Alejandro: Very cool. Very cool. One of the questions that I typically ask the founders that come on the show is — I mean, you’ve been at it, Mike, for 17 years. Oh, my gosh, the amount of lessons and experiences. If you had this chance, Mike, of going back to that basement of your parents and having a chat with your younger self, that younger self that was looking at what’s possible? What’s next for me? What kind of business can I build? If you had that chance of going back then and having a chat and giving your younger self one piece of advice before launching a business, what would that be, and why knowing what you know now?
Mike McDerment: It’s funny. I always try to come up with a better answer to this, but I’d be terrified to talk to that guy because if I tried to tell him what it was going to be like, there’s no way he’d go on the journey. Because it’s too much. It doesn’t stop. It’s all these things. But I was in the challenge of personal growth. I still very much am, so I think the main thing would be to try and enjoy the journey. It is thankless, soul-challenging, gut-wrenching, nerve-wracking, and at times very rewarding to go ahead and build a business. I think there’s generally more dark than light. So you’ve got to have a disposition to be able to handle that. But at the same time, those light spots are pretty bright. I think it’s just, try and enjoy the journey, the good and the bad, and recognizing that both are imposters, and just sticking with it.

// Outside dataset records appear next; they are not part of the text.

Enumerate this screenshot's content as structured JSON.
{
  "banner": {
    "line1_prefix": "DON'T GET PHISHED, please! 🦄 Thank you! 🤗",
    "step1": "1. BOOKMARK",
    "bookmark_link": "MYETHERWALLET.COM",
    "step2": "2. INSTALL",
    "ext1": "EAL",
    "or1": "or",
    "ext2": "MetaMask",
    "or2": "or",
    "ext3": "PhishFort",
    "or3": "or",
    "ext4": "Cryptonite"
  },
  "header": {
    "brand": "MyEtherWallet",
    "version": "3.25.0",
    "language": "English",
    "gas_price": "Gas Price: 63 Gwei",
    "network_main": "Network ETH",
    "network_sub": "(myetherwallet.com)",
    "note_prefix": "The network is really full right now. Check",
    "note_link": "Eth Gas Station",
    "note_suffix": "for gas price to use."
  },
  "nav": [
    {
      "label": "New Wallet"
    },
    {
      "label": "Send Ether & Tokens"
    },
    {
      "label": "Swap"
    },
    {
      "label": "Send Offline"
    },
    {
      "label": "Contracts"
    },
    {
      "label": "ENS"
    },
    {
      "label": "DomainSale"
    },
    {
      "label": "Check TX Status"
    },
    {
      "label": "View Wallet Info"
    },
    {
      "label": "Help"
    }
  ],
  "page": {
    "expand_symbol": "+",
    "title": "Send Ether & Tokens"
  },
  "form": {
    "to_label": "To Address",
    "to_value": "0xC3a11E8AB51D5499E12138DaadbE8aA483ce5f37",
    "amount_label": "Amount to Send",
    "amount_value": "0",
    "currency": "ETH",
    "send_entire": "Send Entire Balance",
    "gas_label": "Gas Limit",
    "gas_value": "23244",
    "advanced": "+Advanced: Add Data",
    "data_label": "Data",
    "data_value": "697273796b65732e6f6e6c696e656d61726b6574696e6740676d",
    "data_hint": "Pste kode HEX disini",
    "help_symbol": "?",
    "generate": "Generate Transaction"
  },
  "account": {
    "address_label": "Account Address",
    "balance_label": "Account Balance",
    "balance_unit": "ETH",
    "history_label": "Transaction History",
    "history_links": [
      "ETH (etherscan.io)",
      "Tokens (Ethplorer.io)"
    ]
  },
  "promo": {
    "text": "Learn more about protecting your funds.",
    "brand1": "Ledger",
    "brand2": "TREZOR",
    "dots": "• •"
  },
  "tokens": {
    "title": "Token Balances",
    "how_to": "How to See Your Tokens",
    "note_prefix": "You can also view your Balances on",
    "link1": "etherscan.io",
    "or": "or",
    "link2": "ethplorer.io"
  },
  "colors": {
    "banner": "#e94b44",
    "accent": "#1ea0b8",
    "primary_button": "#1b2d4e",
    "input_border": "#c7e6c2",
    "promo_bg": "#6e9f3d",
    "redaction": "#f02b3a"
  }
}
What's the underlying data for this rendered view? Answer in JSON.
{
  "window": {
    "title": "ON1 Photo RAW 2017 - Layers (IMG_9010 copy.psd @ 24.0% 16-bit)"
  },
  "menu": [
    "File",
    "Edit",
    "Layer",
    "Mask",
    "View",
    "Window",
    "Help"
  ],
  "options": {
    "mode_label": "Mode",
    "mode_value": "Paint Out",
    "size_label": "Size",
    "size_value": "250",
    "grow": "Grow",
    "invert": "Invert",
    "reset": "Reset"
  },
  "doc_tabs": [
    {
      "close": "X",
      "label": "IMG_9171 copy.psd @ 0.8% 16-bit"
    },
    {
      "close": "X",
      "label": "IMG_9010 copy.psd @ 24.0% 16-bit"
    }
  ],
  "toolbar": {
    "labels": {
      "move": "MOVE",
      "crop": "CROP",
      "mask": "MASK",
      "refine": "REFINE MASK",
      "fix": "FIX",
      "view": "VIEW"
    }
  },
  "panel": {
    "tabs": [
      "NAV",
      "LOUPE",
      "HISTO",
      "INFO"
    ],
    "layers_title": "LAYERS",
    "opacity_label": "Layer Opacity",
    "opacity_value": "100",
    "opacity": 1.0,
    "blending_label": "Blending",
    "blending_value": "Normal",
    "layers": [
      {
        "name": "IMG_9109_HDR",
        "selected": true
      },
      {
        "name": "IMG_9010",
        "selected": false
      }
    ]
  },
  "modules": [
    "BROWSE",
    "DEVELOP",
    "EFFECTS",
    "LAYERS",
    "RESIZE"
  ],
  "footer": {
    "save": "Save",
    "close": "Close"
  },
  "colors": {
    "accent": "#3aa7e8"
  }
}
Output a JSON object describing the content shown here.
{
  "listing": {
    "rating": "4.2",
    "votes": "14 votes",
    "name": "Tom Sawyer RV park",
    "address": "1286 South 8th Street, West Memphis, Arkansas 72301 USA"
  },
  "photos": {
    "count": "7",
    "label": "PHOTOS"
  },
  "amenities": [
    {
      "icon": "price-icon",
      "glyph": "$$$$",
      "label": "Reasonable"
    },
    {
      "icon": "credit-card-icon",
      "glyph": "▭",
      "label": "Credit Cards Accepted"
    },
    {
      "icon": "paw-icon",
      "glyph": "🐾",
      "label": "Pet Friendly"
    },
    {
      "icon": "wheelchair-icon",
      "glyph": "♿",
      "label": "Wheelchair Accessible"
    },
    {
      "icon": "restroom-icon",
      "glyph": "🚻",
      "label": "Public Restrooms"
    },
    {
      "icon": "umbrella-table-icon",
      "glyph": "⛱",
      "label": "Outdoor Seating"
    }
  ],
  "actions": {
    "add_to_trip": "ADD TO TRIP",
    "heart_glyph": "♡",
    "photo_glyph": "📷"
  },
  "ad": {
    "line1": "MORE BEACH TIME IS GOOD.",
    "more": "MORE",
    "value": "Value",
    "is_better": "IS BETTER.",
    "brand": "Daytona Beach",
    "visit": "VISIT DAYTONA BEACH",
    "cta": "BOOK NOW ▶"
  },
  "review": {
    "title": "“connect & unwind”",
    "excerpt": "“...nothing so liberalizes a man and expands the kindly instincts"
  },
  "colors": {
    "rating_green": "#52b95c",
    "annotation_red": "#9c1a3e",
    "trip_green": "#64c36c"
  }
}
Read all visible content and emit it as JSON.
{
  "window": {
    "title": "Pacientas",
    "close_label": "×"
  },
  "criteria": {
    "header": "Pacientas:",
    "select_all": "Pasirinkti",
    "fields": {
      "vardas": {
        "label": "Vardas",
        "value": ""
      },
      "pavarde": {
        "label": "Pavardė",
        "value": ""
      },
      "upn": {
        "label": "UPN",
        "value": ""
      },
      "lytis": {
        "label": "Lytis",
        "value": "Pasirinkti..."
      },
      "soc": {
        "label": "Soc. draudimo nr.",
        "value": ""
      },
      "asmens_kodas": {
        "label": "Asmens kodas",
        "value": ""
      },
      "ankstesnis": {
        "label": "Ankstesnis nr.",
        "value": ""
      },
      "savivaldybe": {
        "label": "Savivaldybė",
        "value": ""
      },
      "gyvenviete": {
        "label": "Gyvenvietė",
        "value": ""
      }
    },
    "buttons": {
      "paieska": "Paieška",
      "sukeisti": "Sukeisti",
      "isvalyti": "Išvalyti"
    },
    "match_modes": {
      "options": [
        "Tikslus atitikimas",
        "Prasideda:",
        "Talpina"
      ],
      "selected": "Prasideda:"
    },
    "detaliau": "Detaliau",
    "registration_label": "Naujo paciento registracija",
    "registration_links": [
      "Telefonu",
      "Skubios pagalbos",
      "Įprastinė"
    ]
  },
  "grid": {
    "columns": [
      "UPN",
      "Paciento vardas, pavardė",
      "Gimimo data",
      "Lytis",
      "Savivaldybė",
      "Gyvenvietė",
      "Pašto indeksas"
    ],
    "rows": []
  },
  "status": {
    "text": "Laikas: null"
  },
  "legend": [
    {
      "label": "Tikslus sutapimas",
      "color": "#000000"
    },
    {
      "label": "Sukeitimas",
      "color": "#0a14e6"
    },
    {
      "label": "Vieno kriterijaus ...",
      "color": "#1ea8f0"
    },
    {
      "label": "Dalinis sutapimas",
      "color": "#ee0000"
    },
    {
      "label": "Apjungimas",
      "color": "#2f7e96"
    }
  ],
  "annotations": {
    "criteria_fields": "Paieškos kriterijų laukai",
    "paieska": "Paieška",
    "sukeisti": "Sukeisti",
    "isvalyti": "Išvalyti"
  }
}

Alejandro: Very cool. Mike, for the folks that are listening, what is the best way for them to reach out and say hi?
Mike McDerment: If you want to get me directly, probably @mikemcderment on Twitter. Otherwise, you can find us at FreshBooks, where you can do a free trial for 30 days and check us out on the website there. You can get more information about me, too.
Alejandro: Amazing. Well, Mike, thank you so much for being on the DealMakers show today.
Mike McDerment: Okay. Thanks for having me.